Super Bowl XXVIII was Atlanta’s first, played on January 30, 1994.
The Dallas Cowboys beat the Buffalo Bills 30-13 in the only Super Bowl in history to feature both the defending AFC and NFC champions. It was Buffalo’s fourth straight appearance in the game, making it the only club in history to make a Super Bowl in four consecutive seasons.
The game featured eight future Pro Football Hall of Fame inductees: Dallas’ Troy Aikman, Emmitt Smith, Michael Irvin and Charles Haley, along with Jim Kelly, Thurman Thomas, Andre Reed and Bruce Smith from the Bills.
Much of the focus all week long was the gargantuan egos of Cowboys owner Jerry Jones and head coach Jimmy Johnson, the pair having grown so at odds that Johnson would leave the team shortly after the game.
Super Bowl XXVIII was also the first to be racked by political turmoil, with a number of high-profile politicians and civil rights leaders leading protests over the Georgia state flag, which included symbols of the Confederate States of America that many found offensive.
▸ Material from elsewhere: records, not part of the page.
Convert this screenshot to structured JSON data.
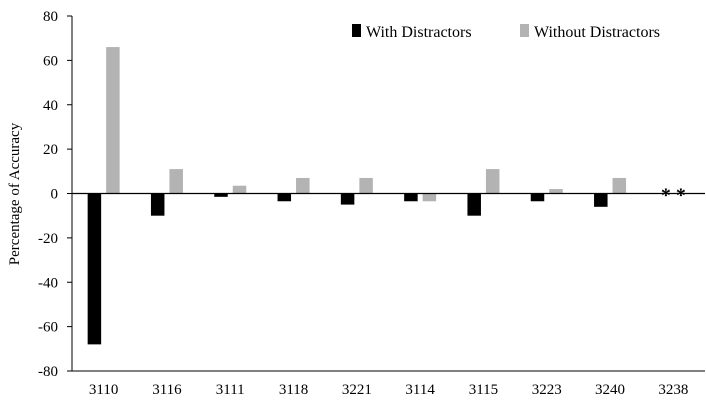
{
  "chart_data": {
    "type": "bar",
    "title": "",
    "xlabel": "",
    "ylabel": "Percentage of Accuracy",
    "ylim": [
      -80,
      80
    ],
    "yticks": [
      -80,
      -60,
      -40,
      -20,
      0,
      20,
      40,
      60,
      80
    ],
    "categories": [
      "3110",
      "3116",
      "3111",
      "3118",
      "3221",
      "3114",
      "3115",
      "3223",
      "3240",
      "3238"
    ],
    "series": [
      {
        "name": "With Distractors",
        "color": "#000000",
        "values": [
          -68,
          -10,
          -1.5,
          -3.5,
          -5,
          -3.5,
          -10,
          -3.5,
          -6,
          0
        ]
      },
      {
        "name": "Without Distractors",
        "color": "#b3b3b3",
        "values": [
          66,
          11,
          3.5,
          7,
          7,
          -3.5,
          11,
          2,
          7,
          0
        ]
      }
    ],
    "legend_position": "top-right",
    "grid": false,
    "annotations": [
      {
        "category": "3238",
        "text": "* *"
      }
    ]
  }
}
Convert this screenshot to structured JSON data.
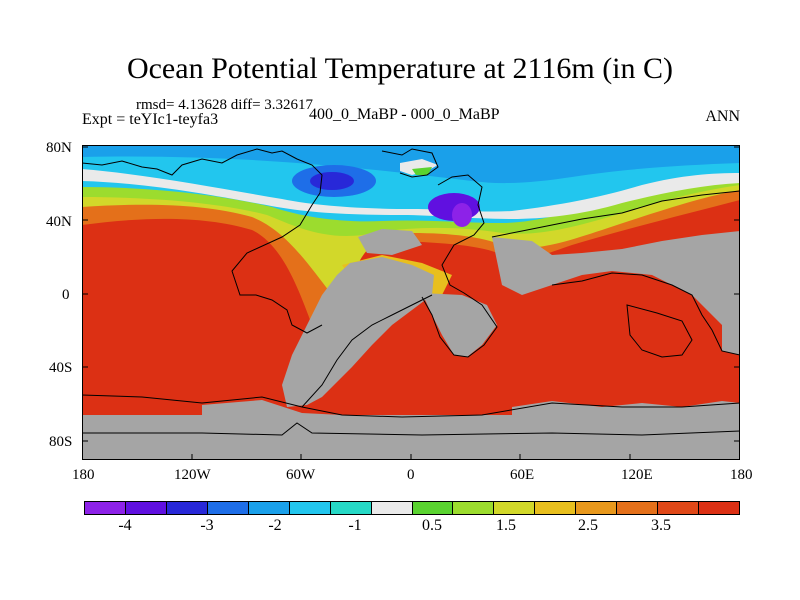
{
  "title": "Ocean Potential Temperature at 2116m (in C)",
  "stats": "rmsd= 4.13628 diff= 3.32617",
  "experiment": "Expt = teYIc1-teyfa3",
  "comparison": "400_0_MaBP - 000_0_MaBP",
  "season": "ANN",
  "lat_labels": [
    "80N",
    "40N",
    "0",
    "40S",
    "80S"
  ],
  "lon_labels": [
    "180",
    "120W",
    "60W",
    "0",
    "60E",
    "120E",
    "180"
  ],
  "colorbar": {
    "colors": [
      "#8d22e8",
      "#6010e0",
      "#2828d8",
      "#1e6ee8",
      "#1aa0ea",
      "#22c6ee",
      "#26d9c6",
      "#eaeaea",
      "#5ad330",
      "#9cdc2e",
      "#d2d82a",
      "#e8bf1e",
      "#e8981c",
      "#e4701a",
      "#e04818",
      "#dc3014"
    ],
    "labels": [
      "-4",
      "-3",
      "-2",
      "-1",
      "0.5",
      "1.5",
      "2.5",
      "3.5"
    ]
  },
  "map_legend": {
    "land_fill": "#a5a5a5",
    "warm_fill": "#dc3014"
  }
}
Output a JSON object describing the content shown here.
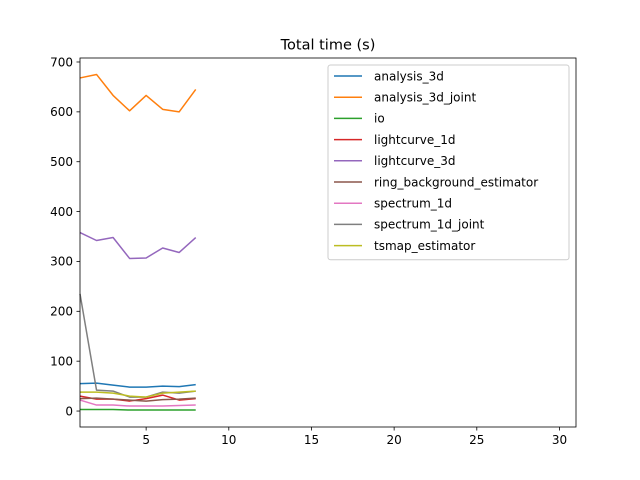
{
  "chart_data": {
    "type": "line",
    "title": "Total time (s)",
    "xlabel": "",
    "ylabel": "",
    "xlim": [
      1,
      31
    ],
    "ylim": [
      -32,
      708
    ],
    "xticks": [
      5,
      10,
      15,
      20,
      25,
      30
    ],
    "yticks": [
      0,
      100,
      200,
      300,
      400,
      500,
      600,
      700
    ],
    "grid": false,
    "legend_position": "top-right",
    "x": [
      1,
      2,
      3,
      4,
      5,
      6,
      7,
      8
    ],
    "series": [
      {
        "name": "analysis_3d",
        "color": "#1f77b4",
        "values": [
          55,
          56,
          52,
          48,
          48,
          50,
          49,
          53
        ]
      },
      {
        "name": "analysis_3d_joint",
        "color": "#ff7f0e",
        "values": [
          668,
          675,
          633,
          602,
          633,
          605,
          600,
          645
        ]
      },
      {
        "name": "io",
        "color": "#2ca02c",
        "values": [
          3,
          3,
          3,
          2,
          2,
          2,
          2,
          2
        ]
      },
      {
        "name": "lightcurve_1d",
        "color": "#d62728",
        "values": [
          30,
          24,
          24,
          20,
          25,
          32,
          22,
          25
        ]
      },
      {
        "name": "lightcurve_3d",
        "color": "#9467bd",
        "values": [
          358,
          342,
          348,
          306,
          307,
          327,
          318,
          348
        ]
      },
      {
        "name": "ring_background_estimator",
        "color": "#8c564b",
        "values": [
          25,
          26,
          24,
          22,
          20,
          23,
          24,
          26
        ]
      },
      {
        "name": "spectrum_1d",
        "color": "#e377c2",
        "values": [
          22,
          12,
          12,
          10,
          10,
          10,
          11,
          12
        ]
      },
      {
        "name": "spectrum_1d_joint",
        "color": "#7f7f7f",
        "values": [
          235,
          42,
          40,
          28,
          28,
          38,
          36,
          40
        ]
      },
      {
        "name": "tsmap_estimator",
        "color": "#bcbd22",
        "values": [
          38,
          38,
          36,
          30,
          28,
          36,
          38,
          40
        ]
      }
    ]
  }
}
The league’s response, much like it was to Donald Trump in 2017, essentially was: We’re not a political advocacy group, and it’s not our role to get involved in political issues that have nothing to do with the Super Bowl.
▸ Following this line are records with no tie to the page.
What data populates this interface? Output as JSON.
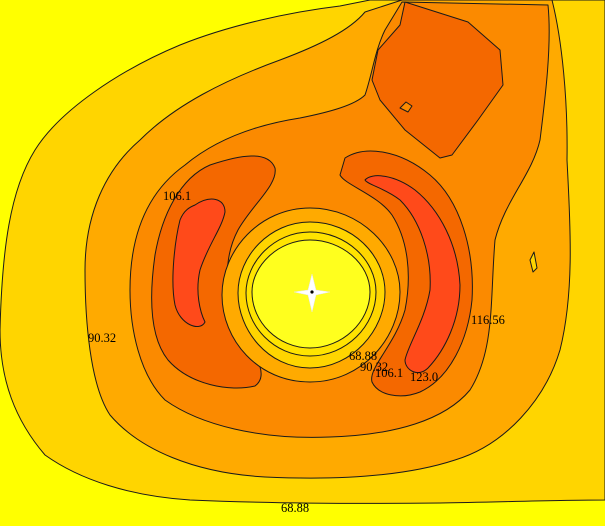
{
  "map": {
    "kind": "isoline contour map",
    "levels": [
      "68.88",
      "90.32",
      "106.1",
      "116.56",
      "123.0"
    ],
    "colors": {
      "background": "#ffff00",
      "band_1": "#ffd500",
      "band_2": "#ffaa00",
      "band_3": "#fb8a00",
      "band_4": "#f46800",
      "band_5": "#ff4a1a",
      "center": "#ffff1e",
      "marker": "#ffffff"
    },
    "labels": {
      "outer_bottom": "68.88",
      "outer_left": "90.32",
      "upper_left": "106.1",
      "right": "116.56",
      "inner_1": "68.88",
      "inner_2": "90.32",
      "inner_3": "106.1",
      "inner_4": "123.0"
    },
    "center_marker_icon": "crosshair-star-icon"
  }
}
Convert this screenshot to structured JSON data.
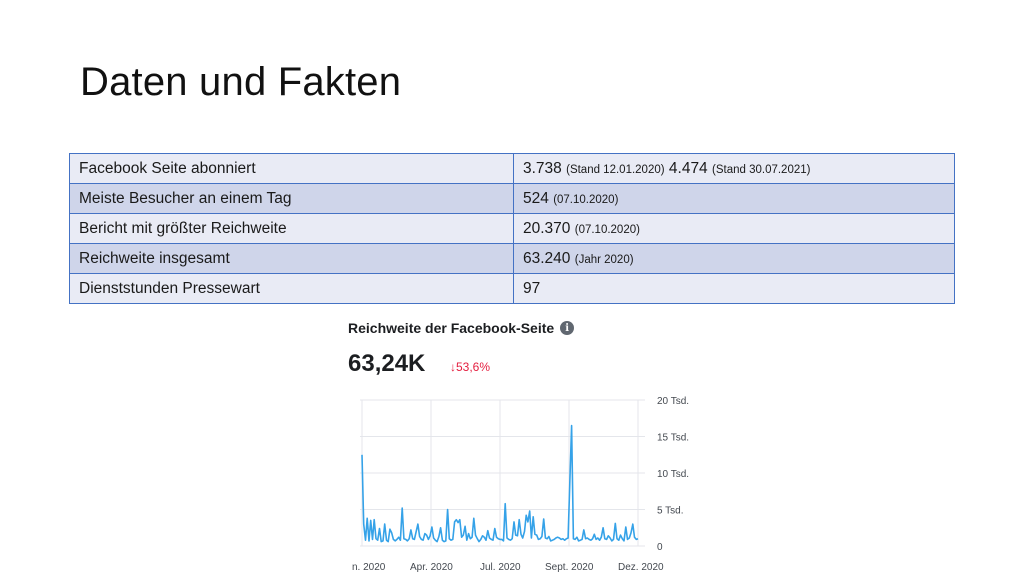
{
  "slide": {
    "title": "Daten und Fakten"
  },
  "facts_table": {
    "rows": [
      {
        "label": "Facebook Seite abonniert",
        "value_1": "3.738",
        "note_1": "(Stand 12.01.2020)",
        "value_2": "4.474",
        "note_2": "(Stand 30.07.2021)"
      },
      {
        "label": "Meiste Besucher an einem Tag",
        "value": "524",
        "note": "(07.10.2020)"
      },
      {
        "label": "Bericht mit größter Reichweite",
        "value": "20.370",
        "note": "(07.10.2020)"
      },
      {
        "label": "Reichweite insgesamt",
        "value": "63.240",
        "note": "(Jahr 2020)"
      },
      {
        "label": "Dienststunden Pressewart",
        "value": "97",
        "note": ""
      }
    ]
  },
  "facebook_card": {
    "title": "Reichweite der Facebook-Seite",
    "info_icon": "info-icon",
    "total": "63,24K",
    "change": "↓53,6%",
    "colors": {
      "line": "#35a2e8",
      "change": "#e41e3f",
      "grid": "#e4e6eb"
    }
  },
  "chart_data": {
    "type": "line",
    "title": "",
    "xlabel": "",
    "ylabel": "",
    "x_tick_labels": [
      "n. 2020",
      "Apr. 2020",
      "Jul. 2020",
      "Sept. 2020",
      "Dez. 2020"
    ],
    "y_tick_labels": [
      "20 Tsd.",
      "15 Tsd.",
      "10 Tsd.",
      "5 Tsd.",
      "0"
    ],
    "y_tick_values": [
      20000,
      15000,
      10000,
      5000,
      0
    ],
    "ylim": [
      0,
      20000
    ],
    "grid": true,
    "series": [
      {
        "values": [
          12500,
          3000,
          800,
          3800,
          700,
          3500,
          900,
          3600,
          1000,
          800,
          2400,
          600,
          700,
          3000,
          800,
          600,
          2300,
          1800,
          900,
          700,
          900,
          1200,
          800,
          5200,
          1000,
          900,
          700,
          1000,
          2200,
          1000,
          900,
          2000,
          3000,
          1300,
          900,
          800,
          1700,
          1500,
          900,
          1400,
          2600,
          1100,
          800,
          600,
          1300,
          2500,
          800,
          600,
          700,
          5000,
          1000,
          800,
          900,
          3300,
          3600,
          3200,
          3600,
          1200,
          1500,
          2700,
          800,
          1700,
          1000,
          1200,
          3800,
          1500,
          1000,
          600,
          900,
          1400,
          1200,
          800,
          2100,
          1100,
          900,
          800,
          2400,
          1200,
          1000,
          900,
          900,
          700,
          5800,
          1100,
          900,
          800,
          1000,
          3300,
          1500,
          1400,
          3600,
          1600,
          1100,
          2000,
          4200,
          3300,
          4800,
          1100,
          4000,
          1600,
          1500,
          900,
          1000,
          1300,
          3700,
          1100,
          1000,
          1300,
          700,
          800,
          900,
          1100,
          1200,
          1100,
          900,
          1000,
          800,
          1000,
          1100,
          9100,
          16500,
          1000,
          900,
          1200,
          700,
          800,
          900,
          2200,
          1000,
          1100,
          900,
          800,
          1000,
          1600,
          900,
          1100,
          800,
          1200,
          2500,
          1000,
          900,
          1400,
          1100,
          700,
          900,
          3100,
          1000,
          800,
          1500,
          1000,
          700,
          2600,
          900,
          1100,
          1800,
          3000,
          1200,
          900,
          1000
        ]
      }
    ]
  }
}
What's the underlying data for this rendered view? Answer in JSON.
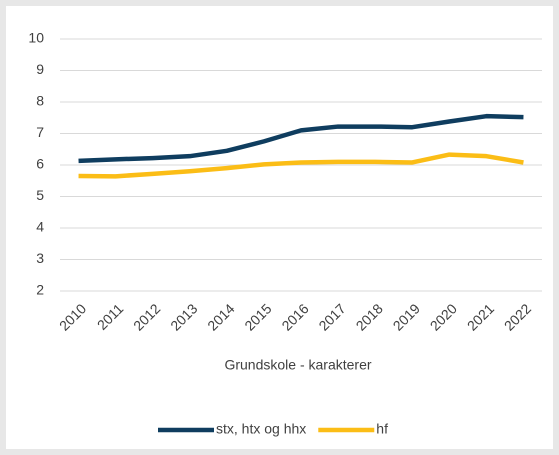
{
  "chart_data": {
    "type": "line",
    "x_label": "Grundskole - karakterer",
    "categories": [
      "2010",
      "2011",
      "2012",
      "2013",
      "2014",
      "2015",
      "2016",
      "2017",
      "2018",
      "2019",
      "2020",
      "2021",
      "2022"
    ],
    "series": [
      {
        "name": "stx, htx og hhx",
        "color": "#0f3d5f",
        "values": [
          6.13,
          6.18,
          6.22,
          6.28,
          6.45,
          6.75,
          7.1,
          7.22,
          7.22,
          7.2,
          7.38,
          7.55,
          7.52
        ]
      },
      {
        "name": "hf",
        "color": "#fbbd16",
        "values": [
          5.65,
          5.64,
          5.72,
          5.8,
          5.9,
          6.02,
          6.08,
          6.1,
          6.1,
          6.08,
          6.33,
          6.28,
          6.08
        ]
      }
    ],
    "ylim": [
      2,
      10
    ],
    "yticks": [
      2,
      3,
      4,
      5,
      6,
      7,
      8,
      9,
      10
    ],
    "grid": true,
    "legend": "bottom"
  }
}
One other bit of trivia: It was the last network broadcast assignment for O.J. Simpson, who was a sideline reporter for NBC. Less than five moths later, an estimated 95 million people watched Simpson driving his white Ford Bronco up the 405 in Los Angeles.
The game returned to Atlanta exactly six years later, with Super Bowl XXXIV featuring the Tennessee Titans and the then-St. Louis Rams, aka “The Greatest Show on Turf.”
With the Rams leading 23-16 late in the fourth quarter, the Titans got the ball at their own 12-yard line with 1:48 to play. Steve McNair drove them to the Rams 10-yard line before calling his final timeout with six seconds remaining.
McNair hit WR Kevin Dyson crossing underneath the defense at the five-yard line, but as the receiver turned for the end zone, Rams LB Mike Jones tied him up by both legs at the three, and as Dyson lunged for the score, he came up less than two feet from the goal line as time expired.
As exciting as the game was, it was not the biggest story of the week.
The game was played indoors at the Georgia Dome, but Atlanta was expected to feature mild weather in the week leading up to the game. On the Friday before the game, rain and freezing temperatures hit the city, causing sheets of ice to coat all the major thoroughfares, paralyzing Atlanta with conditions becoming so bad they caused a 47-car pileup on I-20 just west of the city.
The weather has been lousy here this week since Tuesday too, but nothing like 19 years ago.
And that wasn’t the biggest story of the week in 2000, either. At approximately 3:30 in the morning, just hours after the game on Super Bowl Sunday, Jacinth Baker and Richard Lollar were brutally murdered in a fight in the parking lot of the Cobalt Lounge in Atlanta’s Buckhead district.
Eventually, three men were charged with the murder: Joseph Sweeting, Reginald Oakley and future Pro Football Hall of Famer Ray Lewis.
Lewis would later plead guilty to obstruction of justice and testify against his friends, Sweeting and Oakley. However, both men were acquitted, the case remains unsolved to this day and the NFL never punished Lewis for his involvement.
But that was then and this is now, and it’s unfortunate Atlanta bears those marks.
The locals here have been fantastic and incredibly gracious hosts this week, and with the Convention/Media Center, gorgeous new stadium, indoor arena and thousands of quality hotel rooms all within walking distance of each other, it is the perfect place for a Super Bowl.
Hopefully, LIII will escape and erase all the wounds of the first two.